Anders Askasen: So it sounds like a little bit like you’re in in that paradigm shift between operational problems versus security, and they don’t necessarily solve the same or address the same things the same way and that we need to think more about security. So if if we’re if we’re wrapping up our conversation and and and we kinda wanna, you know, face the audience and and give them some kind of recommendation on how to address the problem and how to go forward with this, what would you say?

Tom Hebbron: So I think one of the things we’ve talked about is that sort of security identity data debt. I think one of the worst cases that we see is people who’ve got the scars from doing like a big RBAC project. So they tried to define birthright and kind of ahead of time what this job role should do and therefore what it needs access to do throughout its lifetime. And we know what happened.

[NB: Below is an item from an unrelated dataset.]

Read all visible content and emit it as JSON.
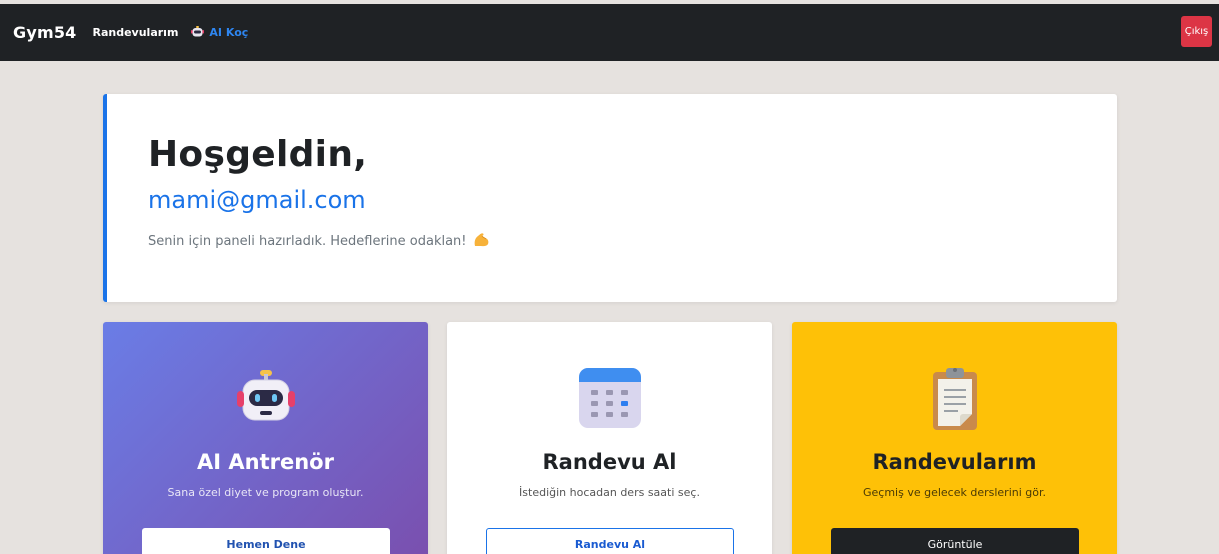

Without an awful lot of maintenance, they proliferate and we create new roles for this new roles for that and new roles for the project and people end up with very composite roles but you end up with more roles than people and that’s just not manageable. Again it’s because that static role that says this for this isn’t taking into account any of that sort of dynamic context that’s needed. So I think role based approaches may be for some of your true static entitlements like you have a Microsoft Office license for your entire duration because it’s needed to do everything else.

But for most things thinking about what’s the business purpose and can we do that in a dynamic and policy driven way so we know that if you are having access to something, it’s within that remit but we don’t have to specify it so granularly. And of course you need the tools that are able to take that information and make those smart decisions that has that balance between is this risky and does this enable the user to do what they need to do.

Anders Askasen: Tom, thanks for bringing your wisdom to the podcast and thanks for joining.

As we can tell, Tom has battle scars from doing complicated RBAC projects where defining roles have led into a big explosion. And I think we all listening to this podcast can appreciate the problem with that. And with that, we thank Tom for his insights and over and out.